L’omicidio è avvenuto nella fonderia di famiglia a Marcheno, con la complicità di due operai: uno di loro si è suicidato pochi giorni dopo la morte del titolare. L’altro attende il rinvio a giudizio della procura. Sull’assenza di Giacomo dalla sua casa a poche ore dalla pronuncia della Cassazione, il Corriere scrive: «Non si esclude si sia trattato di un momento di confusione, cedimento e disperazione, unito al desiderio di “godersi” le ultime ore di libertà. E che quindi a stretto giro possa decidere di costituirsi». Il verdetto, infatti, è stato emanato ieri – primo luglio – poco prima delle 18.


Il prossimo 19 luglio Giacomo compirà 40 anni.
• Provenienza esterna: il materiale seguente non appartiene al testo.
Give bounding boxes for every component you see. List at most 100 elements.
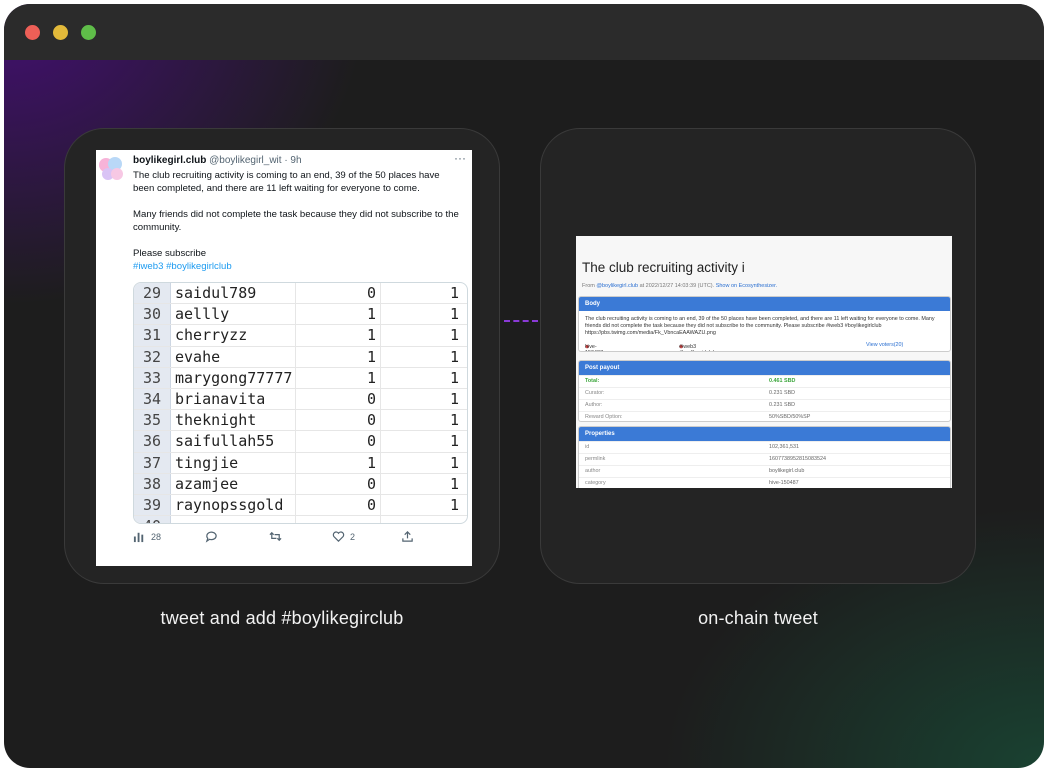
hashtag-tag-label: #iweb3 #boylikegirlclub (679, 344, 716, 351)
value-cell: 0 (295, 388, 381, 411)
value-cell (380, 515, 467, 523)
value-cell: 1 (380, 324, 467, 347)
username-cell: azamjee (170, 473, 296, 495)
username-cell: tingjie (170, 452, 296, 474)
property-value: 50%SBD/50%SP (769, 414, 811, 420)
value-cell: 1 (380, 473, 467, 495)
body-header: Body (579, 297, 950, 311)
more-options-icon[interactable]: ··· (454, 151, 466, 165)
property-row: Curator: 0.231 SBD (579, 387, 950, 399)
value-cell: 1 (380, 283, 467, 305)
property-row: Total: 0.461 SBD (579, 375, 950, 387)
table-row: 37 tingjie 1 1 (134, 452, 467, 474)
username-cell: brianavita (170, 388, 296, 411)
value-cell: 1 (380, 409, 467, 432)
value-cell: 1 (380, 430, 467, 453)
property-key: category (585, 480, 606, 486)
ecosynthesizer-link[interactable]: Show on Ecosynthesizer. (716, 283, 777, 289)
row-number: 33 (134, 367, 171, 389)
property-key: id (585, 444, 590, 450)
tweet-hashtags[interactable]: #iweb3 #boylikegirlclub (133, 260, 463, 273)
username-cell (170, 515, 296, 523)
value-cell: 1 (380, 303, 467, 326)
row-number: 38 (134, 473, 171, 495)
payout-rows: Total: 0.461 SBD Curator: 0.231 SBD Author: 0… (579, 375, 950, 421)
on-chain-screenshot: The club recruiting activity i From @boy… (576, 236, 952, 488)
like-action[interactable]: 2 (332, 530, 355, 543)
username-cell: saifullah55 (170, 430, 296, 453)
retweet-icon (269, 531, 282, 542)
reply-action[interactable] (205, 530, 218, 543)
property-row: Reward Option: 50%SBD/50%SP (579, 411, 950, 421)
connector-line (504, 320, 538, 322)
retweet-action[interactable] (269, 530, 282, 543)
heart-icon (332, 531, 345, 542)
tweet-header: boylikegirl.club @boylikegirl_wit · 9h (133, 155, 302, 166)
row-number: 30 (134, 303, 171, 326)
value-cell: 0 (295, 430, 381, 453)
from-label: From (582, 283, 595, 289)
value-cell: 1 (295, 346, 381, 368)
table-body: 29 saidul789 0 1 30 aellly 1 1 31 cherryzz 1 1 32 eva… (134, 283, 467, 523)
payout-panel: Post payout Total: 0.461 SBD Curator: 0.231… (578, 360, 951, 422)
close-window-button[interactable] (25, 25, 40, 40)
username-cell: theknight (170, 409, 296, 432)
value-cell: 1 (380, 367, 467, 389)
property-key: Curator: (585, 390, 605, 396)
author-link[interactable]: @boylikegirl.club (596, 283, 638, 289)
value-cell: 0 (295, 473, 381, 495)
table-row: 39 raynopssgold 0 1 (134, 494, 467, 517)
table-row: 33 marygong77777 1 1 (134, 367, 467, 389)
maximize-window-button[interactable] (81, 25, 96, 40)
value-cell: 0 (295, 283, 381, 305)
tweet-paragraph: Many friends did not complete the task b… (133, 209, 459, 233)
row-number: 32 (134, 346, 171, 368)
body-panel: Body The club recruiting activity is com… (578, 296, 951, 352)
post-title: The club recruiting activity i (582, 260, 745, 275)
views-count: 28 (151, 531, 162, 542)
tweet-actions: 28 2 (133, 530, 453, 546)
tweet-screenshot: boylikegirl.club @boylikegirl_wit · 9h ·… (96, 150, 472, 566)
body-footer: ◆ hive-150487 ◆ #iweb3 #boylikegirlclub … (579, 340, 950, 351)
row-number: 40 (134, 515, 171, 523)
property-value: 0.231 SBD (769, 402, 796, 408)
value-cell: 1 (380, 346, 467, 368)
tweet-text: The club recruiting activity is coming t… (133, 169, 463, 286)
analytics-icon (133, 532, 144, 543)
property-value: boylikegirl.club (769, 468, 805, 474)
post-meta: From @boylikegirl.club at 2022/12/27 14:… (582, 283, 777, 289)
views-action[interactable]: 28 (133, 530, 161, 543)
author-handle: @boylikegirl_wit · 9h (209, 155, 302, 166)
tweet-image-table[interactable]: 29 saidul789 0 1 30 aellly 1 1 31 cherryzz 1 1 32 eva… (133, 282, 468, 524)
table-row: 38 azamjee 0 1 (134, 473, 467, 495)
table-row: 30 aellly 1 1 (134, 303, 467, 326)
value-cell: 1 (380, 494, 467, 517)
value-cell: 0 (295, 494, 381, 517)
avatar[interactable] (96, 154, 126, 184)
community-tag-label: hive-150487 (585, 344, 603, 351)
property-value: 1607738952815083524 (769, 456, 826, 462)
username-cell: cherryzz (170, 324, 296, 347)
username-cell: marygong77777 (170, 367, 296, 389)
table-row: 36 saifullah55 0 1 (134, 430, 467, 453)
property-key: Reward Option: (585, 414, 623, 420)
row-number: 35 (134, 409, 171, 432)
tweet-paragraph: The club recruiting activity is coming t… (133, 170, 440, 194)
on-chain-caption: on-chain tweet (698, 608, 818, 628)
value-cell: 1 (380, 452, 467, 474)
properties-rows: id 102,361,531 permlink 1607738952815083524… (579, 441, 950, 488)
row-number: 31 (134, 324, 171, 347)
tweet-paragraph: Please subscribe (133, 248, 207, 259)
property-row: Author: 0.231 SBD (579, 399, 950, 411)
likes-count: 2 (350, 531, 356, 542)
row-number: 36 (134, 430, 171, 453)
minimize-window-button[interactable] (53, 25, 68, 40)
properties-header: Properties (579, 427, 950, 441)
value-cell: 0 (295, 409, 381, 432)
username-cell: evahe (170, 346, 296, 368)
view-voters-link[interactable]: View voters(20) (866, 342, 903, 348)
value-cell: 1 (295, 367, 381, 389)
author-name[interactable]: boylikegirl.club (133, 155, 206, 166)
share-action[interactable] (401, 530, 414, 543)
property-row: author boylikegirl.club (579, 465, 950, 477)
Anche suo padre ha sempre sostenuto l’innocenza del figlio. Ma il procuratore generale della Cassazione, invece, ha chiesto e ottenuto la conferma dell’ergastolo poiché «in termini di legittimità, non si registra alcuna violazione di legge nella doppia sentenza conforme di condanna a carico dell’imputato. Così come non ci sarebbero vizi di motivazioni, sia sotto il profilo formale che logico».

Le prove contro Giacomo

Mario Bozzoli è morto «senza dubbio» nella fonderia che gestiva insieme al fratelli e agli altri famigliari. E il suo corpo è stato distrutto in uno dei forni della fabbrica. Per il procuratore generale, «le piste alternative sono accreditabili solo nel campo della magia» ha detto il procuratore generale. Gli elementi di prova sono molti, come ad esempio le telecamere di sicurezza della fonderia, sposate poco prima dell’omicidio, gli ingressi e le uscite di Giacomo dalla fabbrica, coincidenti con gli orari della morte dello zio e dell’occultamento del cadavere.

E, infine, l’odio «ostinato e incontenibile» di Giacomo verso lo zio, «colpevole a suo avviso sia di lucrare dalla società dei proventi sia di intralciare i suoi progetti imprenditoriali». Tali sentimenti, fissati nelle sentenze dei giudici bresciani, non sarebbero stati nascosti a conoscenti e all’ex fidanzata, sentita in aula durante il primo grado, alla quale Giacomo avrebbe confidato un piano per uccidere lo zio.

L’ultima chiamata alla moglie e la «fumata anomala» dal forno della fonderia

La difesa di Giacomo aveva consegnato 145 pagine di ricorso per tentare l’annullamento della condanna. «Pur essendo a nostro giudizio evidente che Giacomo Bozzoli sia innocente, non possiamo non rilevare che le sentenze – in assise e assise d’appello – siano fondate sull’inosservanza di norme processuali previste a pena di inutilizzabilità assoluta e che comportano pertanto la nullità di tali sentenze», si legge nelle carte. Tra i rilievi fatti dai legali, il cambio del capo di imputazione avvenuto a processo già iniziato, compromettendo il diritto di difesa.

Giacomo, infatti, è stato accusato prima di aver ucciso da solo e trasportato il corpo dello zio fuori dalla fabbrica. Poi di averlo fatto in concorso con i due operai. Distruggendone il corpo nel forno. Secondo la sentenza della Corte d’assise d’appello di Brescia, «l’omicidio è stato commesso in un ristretto ambito spaziale e temporale». Ovvero tra le 19.15, orario in cui Mario ha chiamato sua moglie Irene, e le 19.18 quando dal forno grande della fonderia è uscita una «fumata anomala». L’addetto a quel forno si è suicidato in Valcamonica sei giorni dopo la morte di Mario.